As cadeiras vibratórias surgiram em 1959. Foram uma jogada de marketing do diretor William Castle para promover o suspense Força Diabólica: pequenos motores, instalados aleatoriamente em alguns assentos, vibravam em pontos-chave do filme, provocando gritos da plateia.
Com o 3D, o primeiro uso comercial da tecnologia em um filme foi em The Power of Love, exibido em 1920 em Los Angeles. Já o primeiro registro de uma visualização tridimensional é ainda mais antigo: 1894 – um ano antes da invenção do próprio cinema.

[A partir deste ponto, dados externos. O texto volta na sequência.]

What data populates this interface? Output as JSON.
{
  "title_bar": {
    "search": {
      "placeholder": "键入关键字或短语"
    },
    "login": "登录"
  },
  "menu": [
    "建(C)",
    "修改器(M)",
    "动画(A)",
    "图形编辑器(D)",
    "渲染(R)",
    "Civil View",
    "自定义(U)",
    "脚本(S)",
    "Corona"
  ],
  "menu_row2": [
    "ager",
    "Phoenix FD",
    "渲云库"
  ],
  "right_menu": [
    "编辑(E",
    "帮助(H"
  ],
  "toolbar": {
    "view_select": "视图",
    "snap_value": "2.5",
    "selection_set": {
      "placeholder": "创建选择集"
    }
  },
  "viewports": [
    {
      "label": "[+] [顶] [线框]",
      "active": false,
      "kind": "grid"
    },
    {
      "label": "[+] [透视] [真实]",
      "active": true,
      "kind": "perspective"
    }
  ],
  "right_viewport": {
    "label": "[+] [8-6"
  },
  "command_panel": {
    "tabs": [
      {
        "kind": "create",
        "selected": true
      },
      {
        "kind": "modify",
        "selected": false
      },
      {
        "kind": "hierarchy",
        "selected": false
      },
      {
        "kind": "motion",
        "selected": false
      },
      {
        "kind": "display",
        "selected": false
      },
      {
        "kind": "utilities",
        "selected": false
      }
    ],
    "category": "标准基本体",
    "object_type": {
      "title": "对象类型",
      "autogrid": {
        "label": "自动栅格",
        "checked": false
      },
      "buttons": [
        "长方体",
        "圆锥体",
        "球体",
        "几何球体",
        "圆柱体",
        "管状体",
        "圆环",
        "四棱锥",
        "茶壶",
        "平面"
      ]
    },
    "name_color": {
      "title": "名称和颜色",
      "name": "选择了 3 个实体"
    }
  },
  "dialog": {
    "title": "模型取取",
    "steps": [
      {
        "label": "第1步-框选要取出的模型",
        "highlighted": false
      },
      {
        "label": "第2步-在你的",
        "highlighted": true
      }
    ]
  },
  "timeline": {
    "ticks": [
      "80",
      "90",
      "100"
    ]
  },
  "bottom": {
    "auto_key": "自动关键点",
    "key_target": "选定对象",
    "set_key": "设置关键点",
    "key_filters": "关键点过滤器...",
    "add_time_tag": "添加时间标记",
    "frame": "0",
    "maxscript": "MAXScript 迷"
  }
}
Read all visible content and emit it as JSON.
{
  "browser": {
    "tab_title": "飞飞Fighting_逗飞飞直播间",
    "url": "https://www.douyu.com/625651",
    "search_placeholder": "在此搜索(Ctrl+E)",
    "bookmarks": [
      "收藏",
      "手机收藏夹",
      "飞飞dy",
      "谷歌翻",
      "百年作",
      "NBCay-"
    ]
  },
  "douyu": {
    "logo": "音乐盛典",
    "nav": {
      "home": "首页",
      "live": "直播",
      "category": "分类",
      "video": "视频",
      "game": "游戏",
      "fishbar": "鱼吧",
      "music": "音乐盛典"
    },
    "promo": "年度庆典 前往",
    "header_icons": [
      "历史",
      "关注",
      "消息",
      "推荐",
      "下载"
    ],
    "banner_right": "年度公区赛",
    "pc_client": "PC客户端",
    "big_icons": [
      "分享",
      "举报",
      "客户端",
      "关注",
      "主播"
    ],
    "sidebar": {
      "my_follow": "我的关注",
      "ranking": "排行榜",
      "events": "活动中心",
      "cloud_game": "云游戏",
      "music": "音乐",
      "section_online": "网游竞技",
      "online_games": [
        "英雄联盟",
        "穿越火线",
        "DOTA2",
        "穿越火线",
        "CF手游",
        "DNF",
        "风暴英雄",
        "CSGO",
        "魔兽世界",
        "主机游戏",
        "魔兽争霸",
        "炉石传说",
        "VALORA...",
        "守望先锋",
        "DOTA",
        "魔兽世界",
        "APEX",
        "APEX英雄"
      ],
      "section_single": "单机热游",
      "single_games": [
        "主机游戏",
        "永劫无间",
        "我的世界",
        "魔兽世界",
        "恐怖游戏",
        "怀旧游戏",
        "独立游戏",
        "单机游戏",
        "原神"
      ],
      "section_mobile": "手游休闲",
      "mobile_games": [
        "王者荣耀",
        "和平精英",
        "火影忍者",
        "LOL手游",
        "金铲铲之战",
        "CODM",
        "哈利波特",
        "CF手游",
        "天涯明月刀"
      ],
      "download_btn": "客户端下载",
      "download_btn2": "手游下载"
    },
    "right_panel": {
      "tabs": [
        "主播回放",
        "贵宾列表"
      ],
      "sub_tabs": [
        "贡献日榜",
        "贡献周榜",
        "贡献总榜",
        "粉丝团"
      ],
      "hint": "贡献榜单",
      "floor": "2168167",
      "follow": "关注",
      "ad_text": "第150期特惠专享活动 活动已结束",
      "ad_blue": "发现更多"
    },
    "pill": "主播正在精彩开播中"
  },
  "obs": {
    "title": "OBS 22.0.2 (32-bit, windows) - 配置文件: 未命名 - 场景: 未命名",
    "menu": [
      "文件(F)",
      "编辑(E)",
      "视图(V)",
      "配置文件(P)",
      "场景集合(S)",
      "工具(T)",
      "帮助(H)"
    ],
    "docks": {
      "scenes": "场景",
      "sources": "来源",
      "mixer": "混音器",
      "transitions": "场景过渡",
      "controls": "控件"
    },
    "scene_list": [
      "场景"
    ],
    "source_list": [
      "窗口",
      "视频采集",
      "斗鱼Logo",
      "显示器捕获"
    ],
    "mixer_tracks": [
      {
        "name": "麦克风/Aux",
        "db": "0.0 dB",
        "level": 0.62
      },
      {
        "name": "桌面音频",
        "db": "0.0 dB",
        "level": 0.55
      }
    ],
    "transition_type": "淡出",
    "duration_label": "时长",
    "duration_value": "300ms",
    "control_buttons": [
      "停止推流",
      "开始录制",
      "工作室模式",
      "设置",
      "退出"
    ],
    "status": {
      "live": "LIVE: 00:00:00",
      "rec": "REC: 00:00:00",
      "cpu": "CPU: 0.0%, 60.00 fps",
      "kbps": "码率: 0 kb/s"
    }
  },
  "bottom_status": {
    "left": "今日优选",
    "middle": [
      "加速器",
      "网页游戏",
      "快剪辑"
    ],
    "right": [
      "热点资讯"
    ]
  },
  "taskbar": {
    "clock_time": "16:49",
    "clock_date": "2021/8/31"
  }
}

Nenhuma dessas tecnologias, contudo, é o assunto deste texto. Aqui, vamos falar sobre um truque que já nasceu como um fracasso: colocar cheiros em sessões de cinema.
Essa história começa em 1939, durante a Feira Mundial de Nova York. Antigamente, feiras como essa funcionavam como um grande salão de inovações, no qual empresas e pessoas levavam invenções de diversas áreas do conhecimento. Máquina de escrever, telefone e até o ketchup Heinz foram apresentadas ao mundo em exposições do tipo.

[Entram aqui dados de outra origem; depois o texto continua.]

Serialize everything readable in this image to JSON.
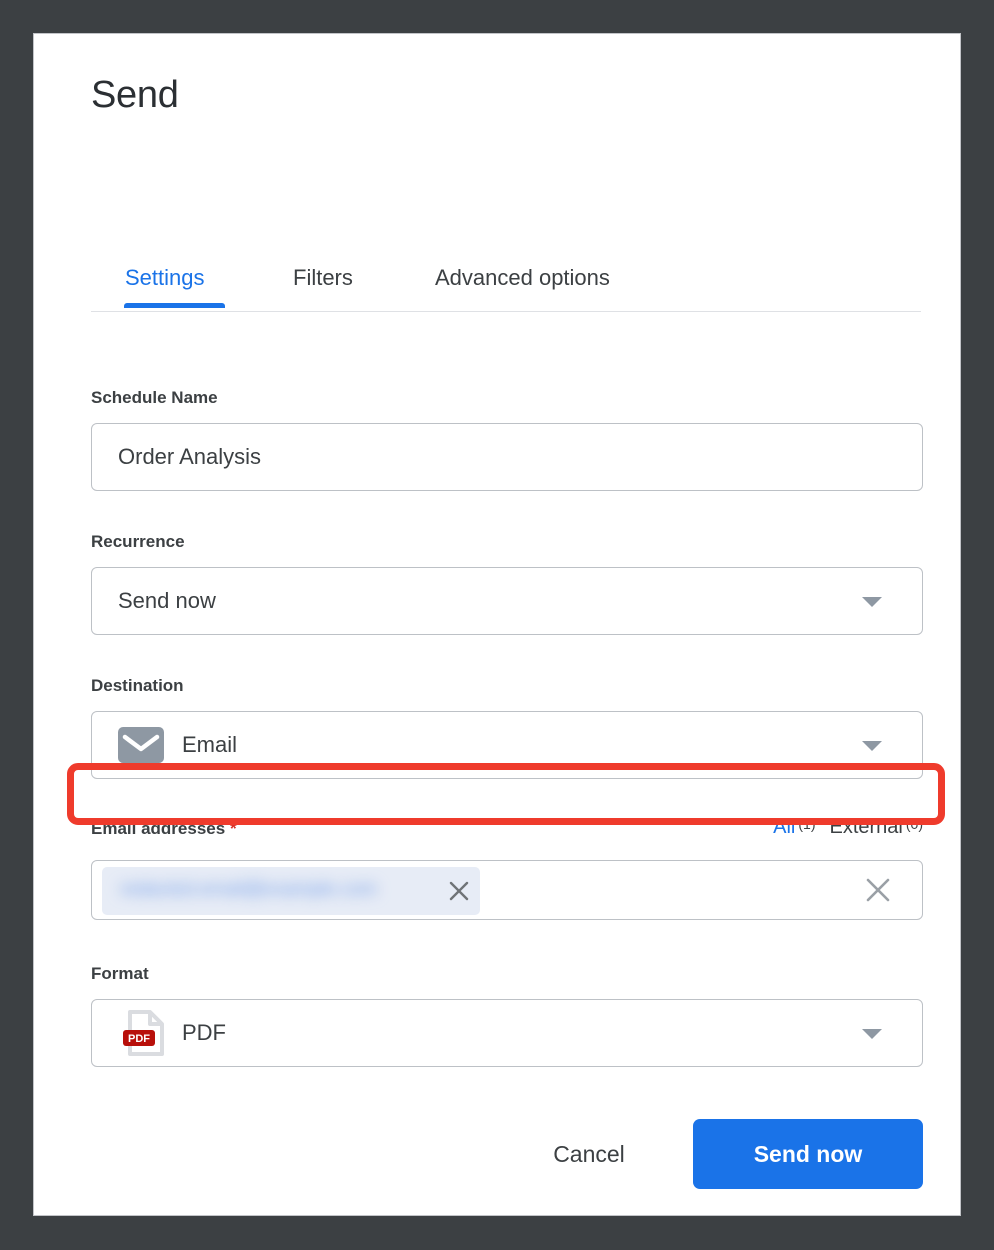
{
  "dialog": {
    "title": "Send"
  },
  "tabs": [
    {
      "label": "Settings",
      "active": true
    },
    {
      "label": "Filters",
      "active": false
    },
    {
      "label": "Advanced options",
      "active": false
    }
  ],
  "form": {
    "schedule_name": {
      "label": "Schedule Name",
      "value": "Order Analysis"
    },
    "recurrence": {
      "label": "Recurrence",
      "value": "Send now"
    },
    "destination": {
      "label": "Destination",
      "value": "Email",
      "icon": "envelope-icon"
    },
    "email_addresses": {
      "label": "Email addresses",
      "required_marker": "*",
      "toggle": {
        "all_label": "All",
        "all_count": "(1)",
        "external_label": "External",
        "external_count": "(0)"
      },
      "chips": [
        {
          "text": "redacted.email@example.com",
          "redacted": true,
          "remove_icon": "close-icon"
        }
      ],
      "clear_icon": "close-icon"
    },
    "format": {
      "label": "Format",
      "value": "PDF",
      "icon": "pdf-file-icon"
    }
  },
  "footer": {
    "cancel_label": "Cancel",
    "send_label": "Send now"
  },
  "colors": {
    "accent": "#1a73e8",
    "highlight": "#ef3b2c",
    "required": "#d93025",
    "backdrop": "#3c4043",
    "pdf_badge": "#b80f0a"
  }
}
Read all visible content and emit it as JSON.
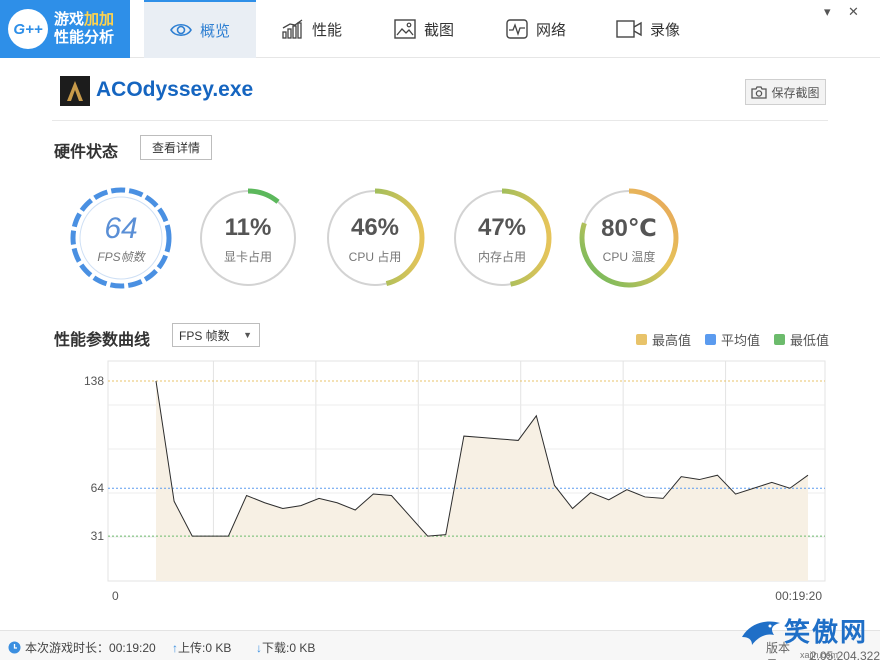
{
  "header": {
    "logo_mark": "G++",
    "logo_line1_a": "游戏",
    "logo_line1_b": "加加",
    "logo_line2": "性能分析",
    "tabs": [
      {
        "label": "概览",
        "icon": "eye-icon",
        "active": true
      },
      {
        "label": "性能",
        "icon": "bar-chart-icon",
        "active": false
      },
      {
        "label": "截图",
        "icon": "image-icon",
        "active": false
      },
      {
        "label": "网络",
        "icon": "pulse-icon",
        "active": false
      },
      {
        "label": "录像",
        "icon": "video-camera-icon",
        "active": false
      }
    ],
    "minimize_symbol": "▾",
    "close_symbol": "✕"
  },
  "app": {
    "name": "ACOdyssey.exe",
    "snapshot_label": "保存截图"
  },
  "hardware": {
    "title": "硬件状态",
    "detail_button": "查看详情",
    "gauges": [
      {
        "id": "fps",
        "value": "64",
        "label": "FPS帧数",
        "fraction": 1.0
      },
      {
        "id": "gpu",
        "value": "11%",
        "label": "显卡占用",
        "fraction": 0.11
      },
      {
        "id": "cpu",
        "value": "46%",
        "label": "CPU 占用",
        "fraction": 0.46
      },
      {
        "id": "mem",
        "value": "47%",
        "label": "内存占用",
        "fraction": 0.47
      },
      {
        "id": "temp",
        "value": "80℃",
        "label": "CPU 温度",
        "fraction": 0.8
      }
    ]
  },
  "curve": {
    "title": "性能参数曲线",
    "selected_metric": "FPS 帧数",
    "legend": [
      {
        "label": "最高值",
        "color": "#e8c36a"
      },
      {
        "label": "平均值",
        "color": "#5b9bef"
      },
      {
        "label": "最低值",
        "color": "#6cbb6c"
      }
    ]
  },
  "chart_data": {
    "type": "area",
    "y_ticks": [
      138,
      64,
      31
    ],
    "x_start_label": "0",
    "x_end_label": "00:19:20",
    "max": 138,
    "avg": 64,
    "min": 31,
    "ylim": [
      0,
      138
    ],
    "values": [
      138,
      55,
      31,
      31,
      31,
      59,
      54,
      50,
      52,
      57,
      54,
      49,
      60,
      59,
      45,
      31,
      32,
      100,
      99,
      98,
      97,
      114,
      66,
      50,
      61,
      56,
      63,
      58,
      57,
      72,
      70,
      73,
      60,
      64,
      68,
      64,
      73
    ],
    "line_color": "#2d2d2d",
    "fill_color": "#f7f0e4"
  },
  "status": {
    "duration_label": "本次游戏时长：",
    "duration_value": "00:19:20",
    "upload_label": "上传: ",
    "upload_value": "0 KB",
    "download_label": "下载: ",
    "download_value": "0 KB",
    "version_label": "版本号：",
    "version_value": "2.05.204.322"
  },
  "watermark": {
    "text": "笑傲网",
    "sub": "xajjn.com"
  }
}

Naquela ocasião, um professor suíço chamado Hans Laube apresentou o Scent-o-Vision (scent, em inglês, significa “cheiro”; vision é “visão”), um trambolho repleto de frascos capazes de armazenas fragrâncias diferentes. A máquina, por sua vez, era capaz de vaporizar os odores e canalizá-los através de tubos. O objetivo, como você já deve estar imaginando, era instalar isso em salas de cinema.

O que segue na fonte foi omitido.